I'm not a fan of Can, or indeed this type of music. Those who know and love their music can therefore safely ignore this review. For those unfamiliar with their work however, the intention here is to provide a balance by offering the views of someone who enjoys prog, but does not particularly enjoy this.

"Tago mago" was actually Can's fourth album, although in their discography it will always appear as their third due to their debut "Delay" not actually being released until the 1980's. An ambitious affair, this was originally a double LP with a running time of about 73 minutes. Around the time of its release, record companies were usually reluctant to sanction double albums due to the increased production costs and consequent need to charge a higher price. We can therefore assume that the band felt they had sufficient material of a high quality to justify such a package.
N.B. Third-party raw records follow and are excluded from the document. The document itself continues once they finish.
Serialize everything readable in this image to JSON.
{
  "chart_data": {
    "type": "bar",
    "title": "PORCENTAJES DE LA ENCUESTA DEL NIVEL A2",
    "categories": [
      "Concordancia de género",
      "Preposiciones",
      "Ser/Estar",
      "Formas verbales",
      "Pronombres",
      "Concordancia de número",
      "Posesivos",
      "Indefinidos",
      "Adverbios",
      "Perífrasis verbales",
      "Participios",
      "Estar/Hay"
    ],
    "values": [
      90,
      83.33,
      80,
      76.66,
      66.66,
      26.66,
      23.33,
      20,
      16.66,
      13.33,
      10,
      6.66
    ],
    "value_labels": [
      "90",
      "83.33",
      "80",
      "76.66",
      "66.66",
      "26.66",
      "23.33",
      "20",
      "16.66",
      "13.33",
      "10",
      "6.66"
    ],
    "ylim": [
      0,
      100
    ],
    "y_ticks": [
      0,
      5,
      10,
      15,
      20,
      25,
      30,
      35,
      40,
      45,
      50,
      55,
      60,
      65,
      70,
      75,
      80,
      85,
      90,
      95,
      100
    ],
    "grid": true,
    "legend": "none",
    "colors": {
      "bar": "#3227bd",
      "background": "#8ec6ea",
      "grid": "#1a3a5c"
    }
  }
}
The album offers a collection of just seven tracks, ranging from the challenging to the downright inaccessible. Side one is arguably the most conventional, with three pretty basic rock tracks. "Paperhouse" starts softly with some of the most melodic singing on the album, before the incessant dominant rhythms take over, fronted by some good guitar work. This segues into the sparse "Mushroom", a rather infantile repetitious number which can actually play on the nerves! "Oh yeah", which completes the first side, maintains the repetition while the vocals are played backwards. If you think things might be getting a bit silly, you are spot on!

"Hallelujah" sets off with a basic percussive rhythm which does not change for the 18+ minutes of the track. Various themes and sounds drift in and out, but the track remains simplistic and undeveloped. If the first LP was essentially dull, based on repetition of basic rhythms, the second descends further into obscurity. "Aumgn" is nothing other than a band tinkering with sounds and instruments for 17 minutes, devoid of any musical inspiration. If you enjoy certain types of noises, perhaps there is something here for you, but for anyone looking for something remotely melodious, this track is a non starter.
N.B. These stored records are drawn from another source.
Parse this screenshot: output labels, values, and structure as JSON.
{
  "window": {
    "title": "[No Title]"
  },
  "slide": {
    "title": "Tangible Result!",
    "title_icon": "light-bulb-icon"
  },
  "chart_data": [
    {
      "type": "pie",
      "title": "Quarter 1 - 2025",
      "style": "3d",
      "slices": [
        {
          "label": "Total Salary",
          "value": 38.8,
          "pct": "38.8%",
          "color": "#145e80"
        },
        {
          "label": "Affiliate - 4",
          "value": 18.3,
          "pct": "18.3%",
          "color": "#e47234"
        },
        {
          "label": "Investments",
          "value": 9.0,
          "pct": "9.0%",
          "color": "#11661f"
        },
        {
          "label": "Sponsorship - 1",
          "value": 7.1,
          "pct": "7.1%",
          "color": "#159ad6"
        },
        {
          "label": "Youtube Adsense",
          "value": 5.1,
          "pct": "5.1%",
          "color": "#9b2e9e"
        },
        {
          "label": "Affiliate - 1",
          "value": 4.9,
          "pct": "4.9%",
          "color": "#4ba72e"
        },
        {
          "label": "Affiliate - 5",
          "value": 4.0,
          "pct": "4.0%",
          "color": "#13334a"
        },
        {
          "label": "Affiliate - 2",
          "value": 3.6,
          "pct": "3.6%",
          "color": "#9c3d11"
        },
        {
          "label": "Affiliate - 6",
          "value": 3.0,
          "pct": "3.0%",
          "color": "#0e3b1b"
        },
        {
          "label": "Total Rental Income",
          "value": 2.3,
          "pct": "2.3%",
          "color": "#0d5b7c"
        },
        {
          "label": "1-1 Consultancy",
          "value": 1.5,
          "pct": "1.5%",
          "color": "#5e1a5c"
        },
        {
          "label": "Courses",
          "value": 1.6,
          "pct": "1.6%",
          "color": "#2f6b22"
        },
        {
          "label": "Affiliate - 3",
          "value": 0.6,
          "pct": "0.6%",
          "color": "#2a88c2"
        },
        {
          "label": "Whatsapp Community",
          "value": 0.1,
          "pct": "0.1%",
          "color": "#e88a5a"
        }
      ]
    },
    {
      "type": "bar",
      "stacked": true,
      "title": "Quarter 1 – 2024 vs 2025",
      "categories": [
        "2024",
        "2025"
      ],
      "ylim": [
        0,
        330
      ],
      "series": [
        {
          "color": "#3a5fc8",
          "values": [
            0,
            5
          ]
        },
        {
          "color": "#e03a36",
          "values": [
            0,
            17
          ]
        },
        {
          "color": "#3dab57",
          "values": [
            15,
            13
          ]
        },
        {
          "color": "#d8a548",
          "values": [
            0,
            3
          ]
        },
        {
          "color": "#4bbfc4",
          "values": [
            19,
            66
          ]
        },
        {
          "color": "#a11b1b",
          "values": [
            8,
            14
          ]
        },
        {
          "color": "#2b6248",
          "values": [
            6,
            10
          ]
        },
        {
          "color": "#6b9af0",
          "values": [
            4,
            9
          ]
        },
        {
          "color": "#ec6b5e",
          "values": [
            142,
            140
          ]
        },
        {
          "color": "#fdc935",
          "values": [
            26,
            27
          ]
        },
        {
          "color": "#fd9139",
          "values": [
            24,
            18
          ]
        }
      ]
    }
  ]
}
The final side consists of "Peking O", effectively a continuation of "Aumgn" only louder, and "Bring me coffee or tea". The latter finally resorts to an almost melodious theme, the track sounding all the richer due to what has preceded it.
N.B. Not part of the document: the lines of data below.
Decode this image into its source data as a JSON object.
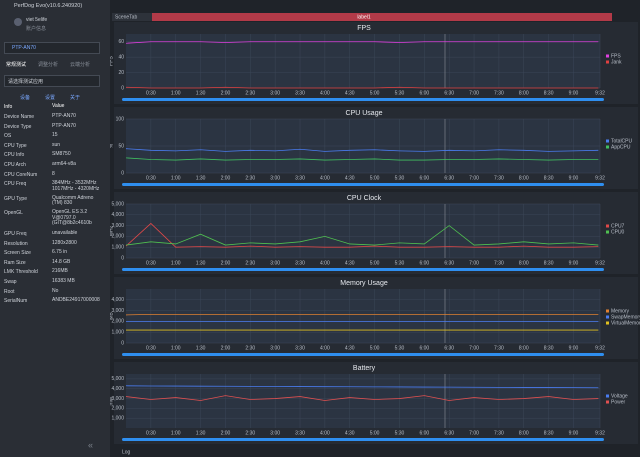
{
  "window": {
    "title": "PerfDog Evo(v10.6.240920)",
    "scene_tab": "SceneTab",
    "label": "label1",
    "log": "Log"
  },
  "sidebar": {
    "user": "viet 5elife",
    "account": "账户信息",
    "device": "PTP-AN70",
    "tabs": [
      "常规测试",
      "调整分析",
      "云端分析"
    ],
    "app_select": "请选择测试应用",
    "sub_tabs": [
      "设备",
      "设置",
      "关于"
    ],
    "info": {
      "header": [
        "Info",
        "Value"
      ],
      "rows": [
        [
          "Device Name",
          "PTP-AN70"
        ],
        [
          "Device Type",
          "PTP-AN70"
        ],
        [
          "OS",
          "15"
        ],
        [
          "CPU Type",
          "sun"
        ],
        [
          "CPU Info",
          "SM8750"
        ],
        [
          "CPU Arch",
          "arm64-v8a"
        ],
        [
          "CPU CoreNum",
          "8"
        ],
        [
          "CPU Freq",
          "384MHz - 3532MHz\n1017MHz - 4320MHz"
        ],
        [
          "GPU Type",
          "Qualcomm Adreno\n(TM) 830"
        ],
        [
          "OpenGL",
          "OpenGL ES 3.2\nV@0797.0\n(GIT@8b2c4610b"
        ],
        [
          "GPU Freq",
          "unavailable"
        ],
        [
          "Resolution",
          "1280x2800"
        ],
        [
          "Screen Size",
          "6.75 in"
        ],
        [
          "Ram Size",
          "14.8 GB"
        ],
        [
          "LMK Threshold",
          "216MB"
        ],
        [
          "Swap",
          "16383 MB"
        ],
        [
          "Root",
          "No"
        ],
        [
          "SerialNum",
          "ANDBE24917000008"
        ]
      ]
    }
  },
  "chart_data": [
    {
      "type": "line",
      "title": "FPS",
      "ylabel": "FPS",
      "xlim": [
        0,
        572
      ],
      "ylim": [
        0,
        70
      ],
      "yticks": [
        0,
        20,
        40,
        60
      ],
      "xticks": [
        {
          "value": 30,
          "label": "0:30"
        },
        {
          "value": 60,
          "label": "1:00"
        },
        {
          "value": 90,
          "label": "1:30"
        },
        {
          "value": 120,
          "label": "2:00"
        },
        {
          "value": 150,
          "label": "2:30"
        },
        {
          "value": 180,
          "label": "3:00"
        },
        {
          "value": 210,
          "label": "3:30"
        },
        {
          "value": 240,
          "label": "4:00"
        },
        {
          "value": 270,
          "label": "4:30"
        },
        {
          "value": 300,
          "label": "5:00"
        },
        {
          "value": 330,
          "label": "5:30"
        },
        {
          "value": 360,
          "label": "6:00"
        },
        {
          "value": 390,
          "label": "6:30"
        },
        {
          "value": 420,
          "label": "7:00"
        },
        {
          "value": 450,
          "label": "7:30"
        },
        {
          "value": 480,
          "label": "8:00"
        },
        {
          "value": 510,
          "label": "8:30"
        },
        {
          "value": 540,
          "label": "9:00"
        },
        {
          "value": 572,
          "label": "9:32"
        }
      ],
      "x": [
        0,
        30,
        60,
        90,
        120,
        150,
        180,
        210,
        240,
        270,
        300,
        330,
        360,
        390,
        420,
        450,
        480,
        510,
        540,
        570
      ],
      "series": [
        {
          "name": "FPS",
          "color": "#e040e0",
          "values": [
            58,
            60,
            60,
            60,
            59,
            60,
            60,
            60,
            60,
            60,
            60,
            59,
            60,
            60,
            60,
            60,
            60,
            60,
            60,
            60
          ]
        },
        {
          "name": "Jank",
          "color": "#e04040",
          "values": [
            1,
            0,
            0,
            0,
            1,
            0,
            0,
            0,
            0,
            0,
            0,
            1,
            0,
            0,
            0,
            0,
            0,
            0,
            0,
            0
          ]
        }
      ]
    },
    {
      "type": "line",
      "title": "CPU Usage",
      "ylabel": "%",
      "xlim": [
        0,
        572
      ],
      "ylim": [
        0,
        100
      ],
      "yticks": [
        0,
        50,
        100
      ],
      "xticks": [
        {
          "value": 30,
          "label": "0:30"
        },
        {
          "value": 60,
          "label": "1:00"
        },
        {
          "value": 90,
          "label": "1:30"
        },
        {
          "value": 120,
          "label": "2:00"
        },
        {
          "value": 150,
          "label": "2:30"
        },
        {
          "value": 180,
          "label": "3:00"
        },
        {
          "value": 210,
          "label": "3:30"
        },
        {
          "value": 240,
          "label": "4:00"
        },
        {
          "value": 270,
          "label": "4:30"
        },
        {
          "value": 300,
          "label": "5:00"
        },
        {
          "value": 330,
          "label": "5:30"
        },
        {
          "value": 360,
          "label": "6:00"
        },
        {
          "value": 390,
          "label": "6:30"
        },
        {
          "value": 420,
          "label": "7:00"
        },
        {
          "value": 450,
          "label": "7:30"
        },
        {
          "value": 480,
          "label": "8:00"
        },
        {
          "value": 510,
          "label": "8:30"
        },
        {
          "value": 540,
          "label": "9:00"
        },
        {
          "value": 572,
          "label": "9:32"
        }
      ],
      "x": [
        0,
        30,
        60,
        90,
        120,
        150,
        180,
        210,
        240,
        270,
        300,
        330,
        360,
        390,
        420,
        450,
        480,
        510,
        540,
        570
      ],
      "series": [
        {
          "name": "TotalCPU",
          "color": "#4a7cf0",
          "values": [
            45,
            42,
            41,
            43,
            40,
            42,
            41,
            44,
            40,
            42,
            43,
            41,
            40,
            42,
            41,
            43,
            42,
            40,
            41,
            42
          ]
        },
        {
          "name": "AppCPU",
          "color": "#40c060",
          "values": [
            28,
            25,
            24,
            26,
            24,
            25,
            25,
            26,
            24,
            25,
            26,
            24,
            24,
            25,
            25,
            26,
            25,
            24,
            25,
            25
          ]
        }
      ]
    },
    {
      "type": "line",
      "title": "CPU Clock",
      "ylabel": "MHz",
      "xlim": [
        0,
        572
      ],
      "ylim": [
        0,
        5000
      ],
      "yticks": [
        0,
        {
          "value": 1000,
          "label": "1,000"
        },
        {
          "value": 2000,
          "label": "2,000"
        },
        {
          "value": 3000,
          "label": "3,000"
        },
        {
          "value": 4000,
          "label": "4,000"
        },
        {
          "value": 5000,
          "label": "5,000"
        }
      ],
      "xticks": [
        {
          "value": 30,
          "label": "0:30"
        },
        {
          "value": 60,
          "label": "1:00"
        },
        {
          "value": 90,
          "label": "1:30"
        },
        {
          "value": 120,
          "label": "2:00"
        },
        {
          "value": 150,
          "label": "2:30"
        },
        {
          "value": 180,
          "label": "3:00"
        },
        {
          "value": 210,
          "label": "3:30"
        },
        {
          "value": 240,
          "label": "4:00"
        },
        {
          "value": 270,
          "label": "4:30"
        },
        {
          "value": 300,
          "label": "5:00"
        },
        {
          "value": 330,
          "label": "5:30"
        },
        {
          "value": 360,
          "label": "6:00"
        },
        {
          "value": 390,
          "label": "6:30"
        },
        {
          "value": 420,
          "label": "7:00"
        },
        {
          "value": 450,
          "label": "7:30"
        },
        {
          "value": 480,
          "label": "8:00"
        },
        {
          "value": 510,
          "label": "8:30"
        },
        {
          "value": 540,
          "label": "9:00"
        },
        {
          "value": 572,
          "label": "9:32"
        }
      ],
      "x": [
        0,
        30,
        60,
        90,
        120,
        150,
        180,
        210,
        240,
        270,
        300,
        330,
        360,
        390,
        420,
        450,
        480,
        510,
        540,
        570
      ],
      "series": [
        {
          "name": "CPU7",
          "color": "#e04848",
          "values": [
            1100,
            3200,
            1000,
            1050,
            1000,
            1100,
            1000,
            1050,
            1000,
            1000,
            1100,
            1000,
            1000,
            1050,
            1000,
            1000,
            1100,
            1000,
            1000,
            1050
          ]
        },
        {
          "name": "CPU0",
          "color": "#50c050",
          "values": [
            1200,
            1500,
            1300,
            2200,
            1200,
            1400,
            1300,
            1500,
            2000,
            1300,
            1200,
            1400,
            1300,
            3000,
            1200,
            1300,
            1500,
            1300,
            1400,
            1200
          ]
        }
      ]
    },
    {
      "type": "line",
      "title": "Memory Usage",
      "ylabel": "MB",
      "xlim": [
        0,
        572
      ],
      "ylim": [
        0,
        5000
      ],
      "yticks": [
        0,
        {
          "value": 1000,
          "label": "1,000"
        },
        {
          "value": 2000,
          "label": "2,000"
        },
        {
          "value": 3000,
          "label": "3,000"
        },
        {
          "value": 4000,
          "label": "4,000"
        }
      ],
      "xticks": [
        {
          "value": 30,
          "label": "0:30"
        },
        {
          "value": 60,
          "label": "1:00"
        },
        {
          "value": 90,
          "label": "1:30"
        },
        {
          "value": 120,
          "label": "2:00"
        },
        {
          "value": 150,
          "label": "2:30"
        },
        {
          "value": 180,
          "label": "3:00"
        },
        {
          "value": 210,
          "label": "3:30"
        },
        {
          "value": 240,
          "label": "4:00"
        },
        {
          "value": 270,
          "label": "4:30"
        },
        {
          "value": 300,
          "label": "5:00"
        },
        {
          "value": 330,
          "label": "5:30"
        },
        {
          "value": 360,
          "label": "6:00"
        },
        {
          "value": 390,
          "label": "6:30"
        },
        {
          "value": 420,
          "label": "7:00"
        },
        {
          "value": 450,
          "label": "7:30"
        },
        {
          "value": 480,
          "label": "8:00"
        },
        {
          "value": 510,
          "label": "8:30"
        },
        {
          "value": 540,
          "label": "9:00"
        },
        {
          "value": 572,
          "label": "9:32"
        }
      ],
      "x": [
        0,
        30,
        60,
        90,
        120,
        150,
        180,
        210,
        240,
        270,
        300,
        330,
        360,
        390,
        420,
        450,
        480,
        510,
        540,
        570
      ],
      "series": [
        {
          "name": "Memory",
          "color": "#e08030",
          "values": [
            2600,
            2650,
            2650,
            2650,
            2650,
            2650,
            2650,
            2650,
            2650,
            2650,
            2650,
            2650,
            2650,
            2650,
            2650,
            2650,
            2650,
            2650,
            2650,
            2650
          ]
        },
        {
          "name": "SwapMemory",
          "color": "#4a7cf0",
          "values": [
            2000,
            2000,
            2000,
            2000,
            2000,
            2000,
            2000,
            2000,
            2000,
            2000,
            2000,
            2000,
            2000,
            2000,
            2000,
            2000,
            2000,
            2000,
            2000,
            2000
          ]
        },
        {
          "name": "VirtualMemory",
          "color": "#e0c020",
          "values": [
            1200,
            1200,
            1200,
            1200,
            1200,
            1200,
            1200,
            1200,
            1200,
            1200,
            1200,
            1200,
            1200,
            1200,
            1200,
            1200,
            1200,
            1200,
            1200,
            1200
          ]
        }
      ]
    },
    {
      "type": "line",
      "title": "Battery",
      "ylabel": "mW",
      "xlim": [
        0,
        572
      ],
      "ylim": [
        0,
        5500
      ],
      "yticks": [
        {
          "value": 1000,
          "label": "1,000"
        },
        {
          "value": 2000,
          "label": "2,000"
        },
        {
          "value": 3000,
          "label": "3,000"
        },
        {
          "value": 4000,
          "label": "4,000"
        },
        {
          "value": 5000,
          "label": "5,000"
        }
      ],
      "xticks": [
        {
          "value": 30,
          "label": "0:30"
        },
        {
          "value": 60,
          "label": "1:00"
        },
        {
          "value": 90,
          "label": "1:30"
        },
        {
          "value": 120,
          "label": "2:00"
        },
        {
          "value": 150,
          "label": "2:30"
        },
        {
          "value": 180,
          "label": "3:00"
        },
        {
          "value": 210,
          "label": "3:30"
        },
        {
          "value": 240,
          "label": "4:00"
        },
        {
          "value": 270,
          "label": "4:30"
        },
        {
          "value": 300,
          "label": "5:00"
        },
        {
          "value": 330,
          "label": "5:30"
        },
        {
          "value": 360,
          "label": "6:00"
        },
        {
          "value": 390,
          "label": "6:30"
        },
        {
          "value": 420,
          "label": "7:00"
        },
        {
          "value": 450,
          "label": "7:30"
        },
        {
          "value": 480,
          "label": "8:00"
        },
        {
          "value": 510,
          "label": "8:30"
        },
        {
          "value": 540,
          "label": "9:00"
        },
        {
          "value": 572,
          "label": "9:32"
        }
      ],
      "x": [
        0,
        30,
        60,
        90,
        120,
        150,
        180,
        210,
        240,
        270,
        300,
        330,
        360,
        390,
        420,
        450,
        480,
        510,
        540,
        570
      ],
      "series": [
        {
          "name": "Voltage",
          "color": "#4a7cf0",
          "values": [
            4300,
            4280,
            4270,
            4260,
            4250,
            4240,
            4230,
            4220,
            4210,
            4200,
            4190,
            4180,
            4170,
            4160,
            4150,
            4140,
            4130,
            4120,
            4110,
            4100
          ]
        },
        {
          "name": "Power",
          "color": "#e05050",
          "values": [
            3200,
            2900,
            3100,
            2800,
            3300,
            2900,
            3000,
            3200,
            2800,
            3100,
            2900,
            3000,
            3300,
            2800,
            3100,
            2900,
            3000,
            3200,
            2900,
            3000
          ]
        }
      ]
    }
  ]
}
It may seem strange to question the progressiveness of a double album with two side long tracks and just seven tracks in total. The point here is though that the track lengths simply reflect the fact that the band takes a simple riff or rhythm, and repeats it ad-nauseum. There's no development of the themes, and little if any changes to the pace of each track. The playing is simplistic and in reality totally undemanding upon the performers. In short, an album only for those who know what they are letting themselves in for.

Incidentally, the sleeve image on my original LP version is completely different, showing a photograph of the band playing live, taken from behind the drums tool.